2 — Esta degradação tem vindo a acentuar-se de ano para ano.

3 — Os alunos oriundos das classes médias, que sempre foram a maioria, antes e depois do 25 de Abril, conseguiam ainda há 15 - 20 anos ter aproveitamento escolar sem grandes dificuldades, o que hoje não acontece.


Onde está, então, o problema?

A sociedade sofreu profundas alterações precisamente nestes últimos 30 anos:

  • nebulosidade dos projectos para o futuro a médio e longo prazo;
  • falta de dignificação do trabalho;
  • apresentação do prazer como valor fundamental;
  • dicotomia entre o que é proclamado como objectivos e a prática quotidiana;
  • péssimas condições de vida e de trabalho.
  • omnipresença da televisão dos "big brother" como veículo de valores.

    Que papel pode e deve ter a escola, nestas circunstâncias?

    A ideia corrente de que a Escola deve adaptar-se ao meio, à sociedade, esconde uma falácia:

    A Escola é sociedade. É mesmo a única instituição onde, permanentemente, estão presentes todas as classes, valores, ideologias, interesses, qualidades e defeitos da sociedade que somos.

    Se queremos uma sociedade melhor em geral e um ensino de qualidade em particular, a Escola é o sítio privilegiado para se proceder à mudança que todos reclamamos.

  • O que mudar na escola, no ensino?

  • Instauração do ensino pré-primário obrigatório para suprir as falhas socio-culturais do meio familiar. Caso contrário, a maioria dos alunos estará condenada à frustração porque só dificilmente fará uma escolarização com êxito.

  • Elaboração de Programas a pensar nos alunos com selecção dos conteúdos importantes em cada disciplina, escalonamento de dificuldades e adequação ao nível etário da criança e do adolescente. Assim, não haveria razão para a alteração constante dos Programas, num favor ao negócio das editoras e grupos de profissionais na elaboração de manuais.

  • Inverter a orientação de métodos e técnicas de ensino centralizados, apenas, no aluno, que transformaram o professor num mero animador de actividades, descurando o papel primordial que deve ter como educador e transmissor de conhecimentos.

  • Retomar a pedagogia que dá importância à memória e à repetição como bases de uma aprendizagem para toda a vida.

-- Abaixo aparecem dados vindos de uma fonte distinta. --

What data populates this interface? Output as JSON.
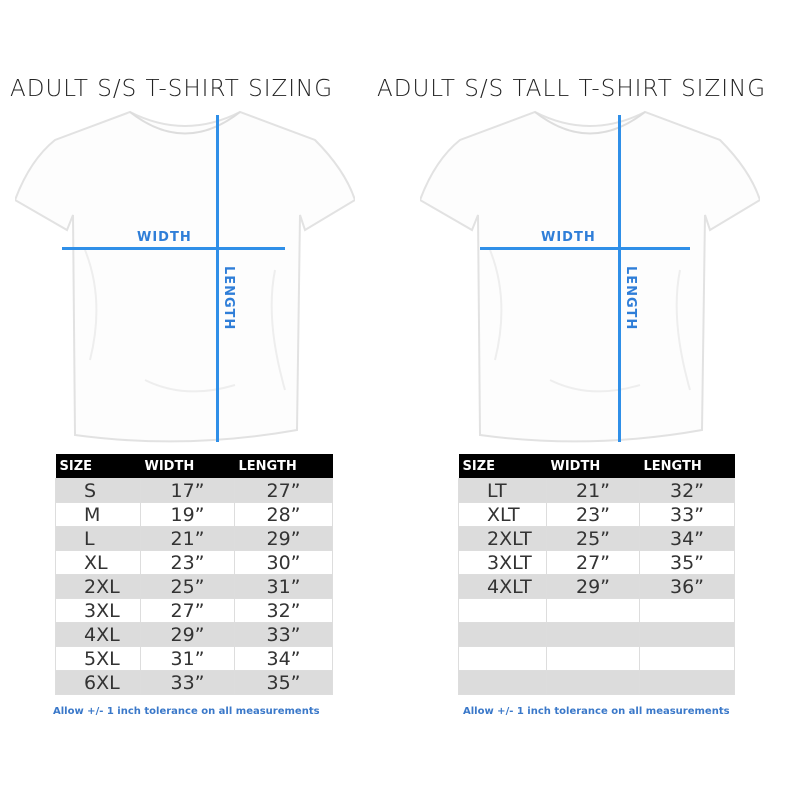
{
  "charts": [
    {
      "title": "ADULT S/S T-SHIRT SIZING",
      "width_label": "WIDTH",
      "length_label": "LENGTH",
      "headers": [
        "SIZE",
        "WIDTH",
        "LENGTH"
      ],
      "rows": [
        [
          "S",
          "17”",
          "27”"
        ],
        [
          "M",
          "19”",
          "28”"
        ],
        [
          "L",
          "21”",
          "29”"
        ],
        [
          "XL",
          "23”",
          "30”"
        ],
        [
          "2XL",
          "25”",
          "31”"
        ],
        [
          "3XL",
          "27”",
          "32”"
        ],
        [
          "4XL",
          "29”",
          "33”"
        ],
        [
          "5XL",
          "31”",
          "34”"
        ],
        [
          "6XL",
          "33”",
          "35”"
        ]
      ],
      "note": "Allow +/- 1 inch tolerance on all measurements"
    },
    {
      "title": "ADULT S/S TALL T-SHIRT SIZING",
      "width_label": "WIDTH",
      "length_label": "LENGTH",
      "headers": [
        "SIZE",
        "WIDTH",
        "LENGTH"
      ],
      "rows": [
        [
          "LT",
          "21”",
          "32”"
        ],
        [
          "XLT",
          "23”",
          "33”"
        ],
        [
          "2XLT",
          "25”",
          "34”"
        ],
        [
          "3XLT",
          "27”",
          "35”"
        ],
        [
          "4XLT",
          "29”",
          "36”"
        ],
        [
          "",
          "",
          ""
        ],
        [
          "",
          "",
          ""
        ],
        [
          "",
          "",
          ""
        ],
        [
          "",
          "",
          ""
        ]
      ],
      "note": "Allow +/- 1 inch tolerance on all measurements"
    }
  ],
  "colors": {
    "measure_line": "#2f8fe8",
    "header_bg": "#000000",
    "alt_row": "#dcdcdc"
  }
}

  • Rever todo o processo de formação de professores:
    — A formação científica inicial deve constituir o núcleo mais importante. Antes de se saber como ensinar é preciso saber-se o que ensinar.
    — A formação contínua visará apenas a actualização dos saberes científicos e/ou pedagógicos adquiridos.
    — Os professores formadores deverão primar pela experiência e contacto com a realidade e não serem aqueles que se oferecem ou que leccionam noutro grau de ensino.

  • As avaliações externas, promovidas pelo Ministério — provas de aferição — terão os seus resultados publicados e debatidos, com conclusões e medidas de remedição aplicadas.

  • Correcção dos sistemas de ensino paralelo — escolas privadas e profissionais — de modo a eliminar as injustiças em relação aos alunos das escolas públicas normais, no acesso à Universidade.